- Dołączył: 2008-03-10
- Miasto: Londyn
- Liczba postów: 13044
23 marca 2011, 10:34
Tak od jakiegos czasu, chodzi mi po glowie, aby zdobyc kwalifikacje trenera osobistego. Sporo to nauki i kasy, wiec musze to dobrze przemyslec, bo nie zamierzam rezygnowac z obecnej pracy, tylko chcialabym to robic wieczorami i w weekendy. Moje pytanko - czy jezeli mialybyscie placic za trenerke 1 na 1, to czy oczekiwalybyscie, ze ta osoba wyglada bardzo wysportowanie i ogolnie bosko czy 'w miare przyzwoity' wyglad wystarczy? Ja jestem dosc umiesniona, ale z warstewka tluszczyku. Nie wiem czy bym byla dobra wizytowka dla siebie.... Wygladam mniej wiecej jak na fotkach ponizej, ale mam teraz jakies 3kg mniej.

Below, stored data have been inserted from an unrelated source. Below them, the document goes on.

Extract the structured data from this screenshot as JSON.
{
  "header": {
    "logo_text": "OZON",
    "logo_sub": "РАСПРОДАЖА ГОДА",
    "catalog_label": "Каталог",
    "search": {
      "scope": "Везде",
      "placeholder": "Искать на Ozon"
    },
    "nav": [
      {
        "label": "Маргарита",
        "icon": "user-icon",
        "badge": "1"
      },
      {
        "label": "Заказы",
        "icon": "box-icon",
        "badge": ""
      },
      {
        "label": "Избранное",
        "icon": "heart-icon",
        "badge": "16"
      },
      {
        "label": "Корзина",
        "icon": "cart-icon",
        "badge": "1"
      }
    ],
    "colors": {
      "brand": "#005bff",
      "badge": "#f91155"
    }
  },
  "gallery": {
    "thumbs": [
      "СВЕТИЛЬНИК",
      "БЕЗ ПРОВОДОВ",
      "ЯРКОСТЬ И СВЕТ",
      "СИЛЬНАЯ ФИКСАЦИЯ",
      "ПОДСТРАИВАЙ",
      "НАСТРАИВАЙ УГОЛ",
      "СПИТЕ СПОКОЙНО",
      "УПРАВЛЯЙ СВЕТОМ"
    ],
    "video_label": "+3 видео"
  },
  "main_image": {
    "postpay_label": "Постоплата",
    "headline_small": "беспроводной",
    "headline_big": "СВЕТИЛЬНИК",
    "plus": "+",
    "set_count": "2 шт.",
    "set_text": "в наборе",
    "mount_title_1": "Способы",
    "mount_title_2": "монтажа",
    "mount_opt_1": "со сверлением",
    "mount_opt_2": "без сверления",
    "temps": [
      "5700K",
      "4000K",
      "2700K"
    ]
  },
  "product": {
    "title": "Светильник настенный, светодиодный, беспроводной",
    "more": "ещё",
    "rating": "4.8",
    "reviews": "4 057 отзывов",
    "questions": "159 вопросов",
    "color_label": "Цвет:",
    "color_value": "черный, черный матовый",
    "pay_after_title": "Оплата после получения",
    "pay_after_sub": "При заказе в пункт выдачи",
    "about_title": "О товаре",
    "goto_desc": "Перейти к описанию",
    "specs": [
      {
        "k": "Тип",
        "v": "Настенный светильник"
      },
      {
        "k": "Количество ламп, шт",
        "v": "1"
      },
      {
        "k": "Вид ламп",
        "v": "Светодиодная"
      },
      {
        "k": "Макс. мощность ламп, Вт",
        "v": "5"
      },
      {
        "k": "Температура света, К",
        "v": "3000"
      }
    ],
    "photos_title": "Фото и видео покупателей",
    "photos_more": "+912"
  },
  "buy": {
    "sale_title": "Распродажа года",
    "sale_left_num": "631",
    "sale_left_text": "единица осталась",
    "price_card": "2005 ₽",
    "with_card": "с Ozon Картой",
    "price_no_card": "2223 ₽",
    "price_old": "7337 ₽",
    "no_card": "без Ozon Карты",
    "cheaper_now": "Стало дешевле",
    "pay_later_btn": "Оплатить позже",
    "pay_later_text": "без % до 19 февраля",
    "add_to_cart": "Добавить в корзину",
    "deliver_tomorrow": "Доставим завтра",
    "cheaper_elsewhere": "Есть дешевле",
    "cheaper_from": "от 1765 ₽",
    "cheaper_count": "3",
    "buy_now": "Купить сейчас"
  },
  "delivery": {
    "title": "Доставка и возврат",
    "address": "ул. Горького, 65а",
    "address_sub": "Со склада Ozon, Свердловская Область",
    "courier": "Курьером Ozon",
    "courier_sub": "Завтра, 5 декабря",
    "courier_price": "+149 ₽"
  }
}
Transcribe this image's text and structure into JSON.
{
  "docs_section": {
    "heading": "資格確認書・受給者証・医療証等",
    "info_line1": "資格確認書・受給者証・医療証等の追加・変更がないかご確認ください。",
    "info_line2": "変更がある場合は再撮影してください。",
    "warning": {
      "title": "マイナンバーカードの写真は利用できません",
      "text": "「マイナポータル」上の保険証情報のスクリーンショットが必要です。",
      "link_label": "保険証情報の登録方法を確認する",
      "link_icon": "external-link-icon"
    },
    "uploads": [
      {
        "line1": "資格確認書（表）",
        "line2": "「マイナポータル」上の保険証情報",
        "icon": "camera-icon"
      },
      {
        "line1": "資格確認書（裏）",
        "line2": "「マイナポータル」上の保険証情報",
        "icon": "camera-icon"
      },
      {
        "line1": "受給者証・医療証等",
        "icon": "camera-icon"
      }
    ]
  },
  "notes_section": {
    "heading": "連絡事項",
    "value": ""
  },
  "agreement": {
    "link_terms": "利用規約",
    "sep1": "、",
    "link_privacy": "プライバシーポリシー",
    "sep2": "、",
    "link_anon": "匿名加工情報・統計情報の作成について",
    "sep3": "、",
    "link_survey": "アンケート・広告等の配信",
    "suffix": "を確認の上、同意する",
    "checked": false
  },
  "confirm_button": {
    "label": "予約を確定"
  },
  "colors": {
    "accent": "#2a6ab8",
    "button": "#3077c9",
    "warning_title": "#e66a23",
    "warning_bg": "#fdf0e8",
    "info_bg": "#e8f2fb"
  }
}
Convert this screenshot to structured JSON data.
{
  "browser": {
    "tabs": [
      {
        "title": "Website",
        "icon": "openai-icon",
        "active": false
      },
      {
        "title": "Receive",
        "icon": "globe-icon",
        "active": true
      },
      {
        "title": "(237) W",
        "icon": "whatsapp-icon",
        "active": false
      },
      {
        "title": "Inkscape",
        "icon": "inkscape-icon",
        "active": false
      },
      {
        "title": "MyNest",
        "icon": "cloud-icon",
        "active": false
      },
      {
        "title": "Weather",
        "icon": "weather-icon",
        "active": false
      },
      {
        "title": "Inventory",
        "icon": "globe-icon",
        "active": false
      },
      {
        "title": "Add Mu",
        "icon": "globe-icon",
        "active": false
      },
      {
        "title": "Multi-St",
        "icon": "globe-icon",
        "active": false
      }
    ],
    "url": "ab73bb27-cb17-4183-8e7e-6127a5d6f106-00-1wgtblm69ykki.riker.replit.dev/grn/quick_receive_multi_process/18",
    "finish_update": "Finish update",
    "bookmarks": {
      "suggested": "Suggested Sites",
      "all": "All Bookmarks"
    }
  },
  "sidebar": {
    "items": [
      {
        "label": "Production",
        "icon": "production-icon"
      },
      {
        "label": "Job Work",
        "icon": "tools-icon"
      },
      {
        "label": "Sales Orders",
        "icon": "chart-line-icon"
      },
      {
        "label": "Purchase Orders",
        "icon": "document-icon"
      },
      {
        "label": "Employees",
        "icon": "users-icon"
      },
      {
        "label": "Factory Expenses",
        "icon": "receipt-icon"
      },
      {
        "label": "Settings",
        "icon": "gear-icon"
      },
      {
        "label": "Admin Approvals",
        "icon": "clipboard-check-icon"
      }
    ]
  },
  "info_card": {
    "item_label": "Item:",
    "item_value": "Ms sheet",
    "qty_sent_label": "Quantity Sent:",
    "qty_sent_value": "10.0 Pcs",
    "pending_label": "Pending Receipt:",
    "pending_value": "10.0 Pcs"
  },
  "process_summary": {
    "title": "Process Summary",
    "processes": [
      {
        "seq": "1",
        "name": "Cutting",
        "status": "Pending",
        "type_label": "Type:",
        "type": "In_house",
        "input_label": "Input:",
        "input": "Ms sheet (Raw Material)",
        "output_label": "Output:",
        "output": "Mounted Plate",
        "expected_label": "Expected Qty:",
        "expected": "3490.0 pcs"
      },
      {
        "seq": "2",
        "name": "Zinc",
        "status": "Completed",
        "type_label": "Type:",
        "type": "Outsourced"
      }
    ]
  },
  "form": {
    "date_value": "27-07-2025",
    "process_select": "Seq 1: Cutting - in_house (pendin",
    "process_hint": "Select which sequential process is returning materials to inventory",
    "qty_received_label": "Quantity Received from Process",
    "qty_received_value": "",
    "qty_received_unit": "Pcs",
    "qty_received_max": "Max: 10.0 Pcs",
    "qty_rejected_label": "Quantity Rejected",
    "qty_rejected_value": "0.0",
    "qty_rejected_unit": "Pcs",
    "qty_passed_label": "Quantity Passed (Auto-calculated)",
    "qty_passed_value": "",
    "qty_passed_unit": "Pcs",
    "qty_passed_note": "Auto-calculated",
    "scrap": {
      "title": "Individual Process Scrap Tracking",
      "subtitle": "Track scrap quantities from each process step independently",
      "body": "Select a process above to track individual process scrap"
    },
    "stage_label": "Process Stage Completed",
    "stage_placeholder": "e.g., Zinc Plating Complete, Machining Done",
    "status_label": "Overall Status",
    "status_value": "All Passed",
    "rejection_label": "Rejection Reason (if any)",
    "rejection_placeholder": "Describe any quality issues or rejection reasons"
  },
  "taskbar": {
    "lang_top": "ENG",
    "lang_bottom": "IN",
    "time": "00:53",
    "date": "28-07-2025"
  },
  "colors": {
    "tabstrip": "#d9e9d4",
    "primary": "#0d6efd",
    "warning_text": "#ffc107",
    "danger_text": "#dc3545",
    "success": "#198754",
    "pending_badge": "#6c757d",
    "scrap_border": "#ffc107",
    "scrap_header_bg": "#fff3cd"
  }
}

SORKA ZA SPITA MINE I GLUPIA POZE :P
![](http://a2.sphotos.ak.fbcdn.net/hphotos-ak-snc3/31265_429584671578_529636578_5532137_8332330_n.jpg)
23 marca 2011, 11:56
Mnie bardziej by interesowały osiągi niż wygląd trenera (nie każdy ma "gen" czy predyspozycje), celowałbym w osobę, która wytrenowała już ludzi z jakimiś osiągami, a nie w kogoś kto dorabia sobie tylko okazjonalnie bo ma papier... Dla porównania teraz w swojej dziedzinie bardzo sobię cenię rady 70 letniego, pomarszczonego staruszka niż jakiegoś dwudziestoparoletniego Apolla ;P Doświadczenie to jest to!
Oczywiście nie twierdzę, że ktoś kto zajmuje się coachingiem "po godzinach" musi być gorszy :) Ale liczą się przecież tylko efekty!
PS. Sylwetka (przynajmniej na takim zdjęciu) wygląda jak najbardziej przyzwoicie.
23 marca 2011, 12:21
Asieńko, dla mnie masz wygląd super trenerki:)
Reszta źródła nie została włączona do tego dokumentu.